Each state will run its program differently, deciding which of the possible products it will include in the program, when to start and stop offering rebates, the size of the rebates, and which residents will qualify. In Minnesota, for instance, only washers, dishwashers, freezers and refrigerators are covered. The refrigerator rebate is worth up to $100 in Nebraska, but no more than $50 in Georgia. The Alaskan program is limited to residents receiving disability payments from the state or federal government. In Kansas and Oregon, rebates are restricted to low-income people. States have until February 2012 to allocate their rebate money, but the programs will likely expire long before then. Some will last only a week.
Eight states (Connecticut, Delaware, Illinois, Kansas, New Jersey, Oregon, Vermont and Wisconsin) have launched their appliance programs, at least for some products, to capitalize on President's Weekend appliance sales. The rest are likely to rev up by May, many around Earth Day in April. You can find the rules for your state's program at Energy Star Web site.
Now for the fine print:
• Energy Star appliances can cost $50 to $100 more, on average, than ones that don't. But the appliance should pay for itself over five or six years through savings on your utility bill. In some cases, your savings come faster. Replacing a washer made before 2000 with a new Energy Star model, for example, can save up to $135 a year, according to the Department of Energy.
• Only 55 percent of new major appliances have the Energy Star label. So you might not be able to get the rebate on the product you want to buy.
• You might not actually get cash. Although some states will issue rebate checks, many will instead give out prepaid cards issued by Visa or MasterCard.
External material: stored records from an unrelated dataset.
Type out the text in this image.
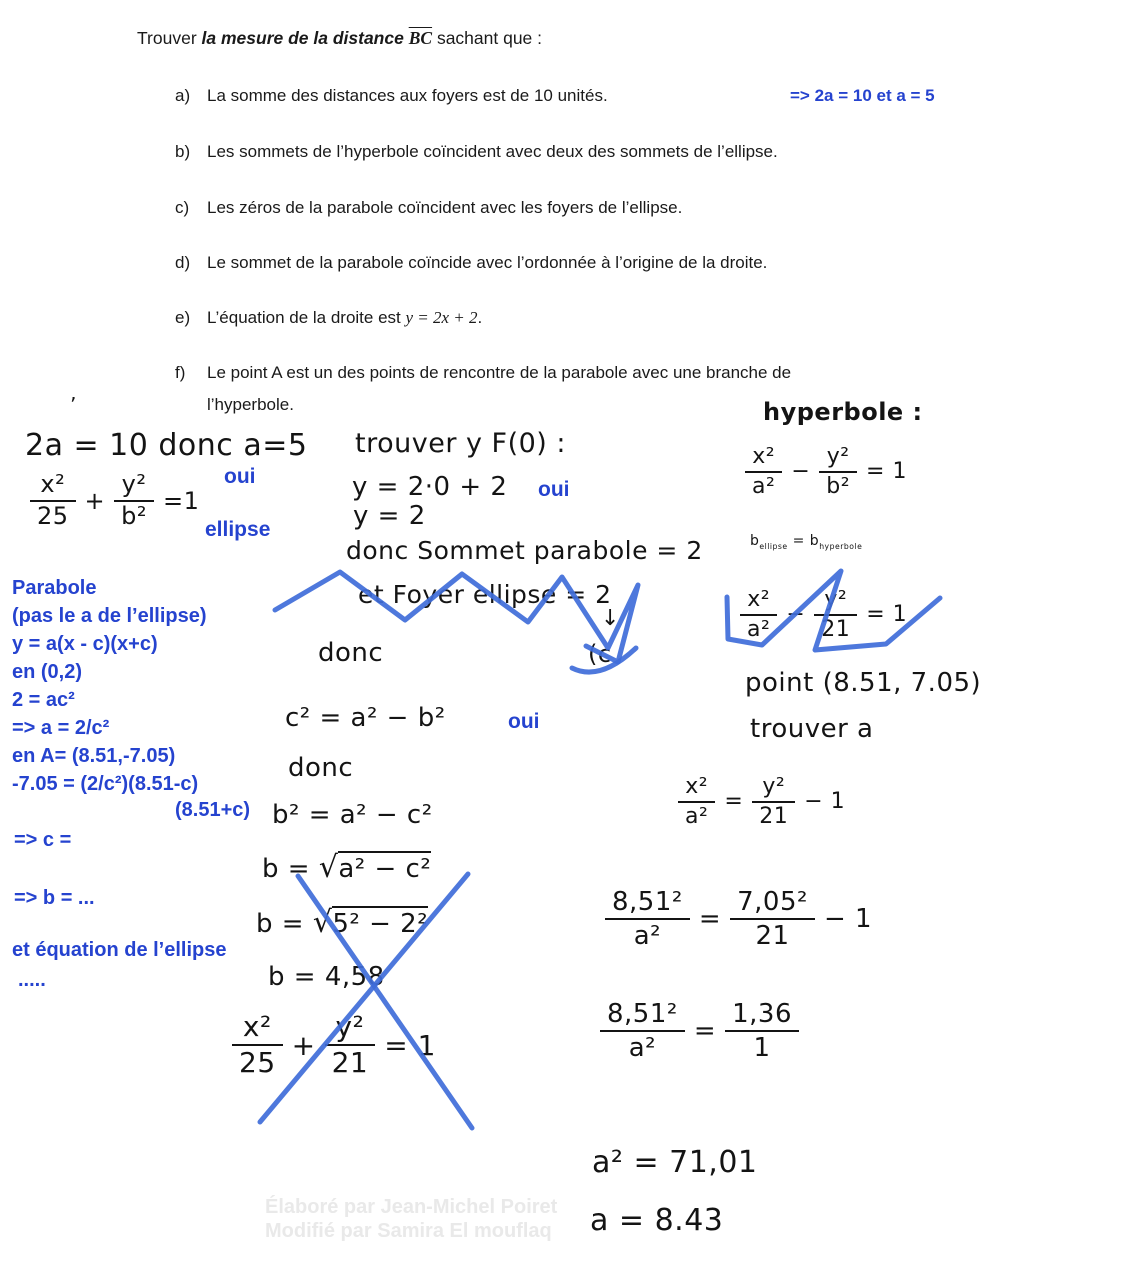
Trouver la mesure de la distance $\overline{BC}$ sachant que :
a) La somme des distances aux foyers est de 10 unités.	=> 2a = 10 et a = 5
b) Les sommets de l’hyperbole coïncident avec deux des sommets de l’ellipse.
c) Les zéros de la parabole coïncident avec les foyers de l’ellipse.
d) Le sommet de la parabole coïncide avec l’ordonnée à l’origine de la droite.
e) L’équation de la droite est y = 2x + 2.
f) Le point A est un des points de rencontre de la parabole avec une branche de
l’hyperbole.
’
2a = 10 donc a=5
$\frac{\text{x²}}{25} + \frac{\text{y²}}{\text{b²}} =1$
oui
ellipse
trouver y F(0) :
y = 2·0 + 2 oui
y = 2
donc Sommet parabole = 2
et Foyer ellipse = 2
donc
↓
(c
hyperbole :
$\frac{\text{x²}}{\text{a²}} - \frac{\text{y²}}{\text{b²}} = 1$
$b_{ellipse} = b_{hyperbole}$
$\frac{\text{x²}}{\text{a²}} - \frac{\text{y²}}{21} = 1$
point (8.51, 7.05)
trouver a
$\frac{\text{x²}}{\text{a²}} = \frac{\text{y²}}{21} - 1$
Parabole
(pas le a de l’ellipse)
y = a(x - c)(x+c)
en (0,2)
2 = ac²
=> a = 2/c²
en A= (8.51,-7.05)
-7.05 = (2/c²)(8.51-c)
(8.51+c)
=> c =
=> b = ...
et équation de l’ellipse
.....
c² = a² − b²	oui
donc
b² = a² − c²
b = √a² − c²
b = √5² − 2²
b = 4,58
$\frac{\text{x²}}{25} + \frac{\text{y²}}{21} = 1$
$\frac{\text{8,51²}}{\text{a²}} = \frac{\text{7,05²}}{21} - 1$
$\frac{\text{8,51²}}{\text{a²}} = \frac{1,36}{1}$
a² = 71,01
a = 8.43
Élaboré par Jean-Michel Poiret
Modifié par Samira El mouflaq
• Unlike "Cash for Clunkers," where dealers handled all the paperwork, in most states you have to deal with the forms to get your rebate. That means mailing in your receipt, along with proof of residency, a rebate form from the retailer or your state energy department web site, and usually proof that your clunker appliance was picked up.
• It'll take roughly four to six weeks to get the rebate.
Still game? Follow these six tips to get in on the action:
1. Drill down into the details of your state's plan. Some states have rigorous requirements about which products qualify, beyond the Energy Star stamp. Others are rolling out their programs in two phases.
Minnesota and Texas let consumers reserve rebates online or by calling a toll-free number about two weeks before they buy. Check online to see if your state has rebate funds left. Some state sites provide an up-to-date tally of the amount left in the kitty.
2. Make sure the retailer you plan to visit is participating. Some small dealers are sitting out because they've decided the program is too costly. In Georgia, online purchases won't qualify.
3. Learn the precise rebate amount for the appliance you'll buy. You may encounter unexpected twists. In New York's "Great Appliance Swap-Out," consumers get rebates for buying eligible appliances individually or in a bundle of three, where the rebate may be larger.
4. See if you'll get a recycling bonus. Some states boost the rebate by $25 to $75 if you recycle your old appliance.
5. Ask about additional deals. There's a good chance your new appliance is also eligible for a manufacturer's rebate or store promotion, too. You may also be able to combine a state rebate with the federal one. Call your local utility to see if it is dangling rebates, too. Often, utilities offer $50 off new energy-conserving appliances. The Database of State Incentives for Renewables & Efficiency is a good place to do your research.
6. Apply for the rebate as soon as you can. Some retailers have in-store computer kiosks where customers can apply for rebates on the spot. In Georgia and New York, as soon as you've bought a qualifying appliance, you can reserve a rebate either online or by calling a toll-free number. Since states will halt their programs when their money runs out, you won't want to conserve your energy when it comes to applying for rebates.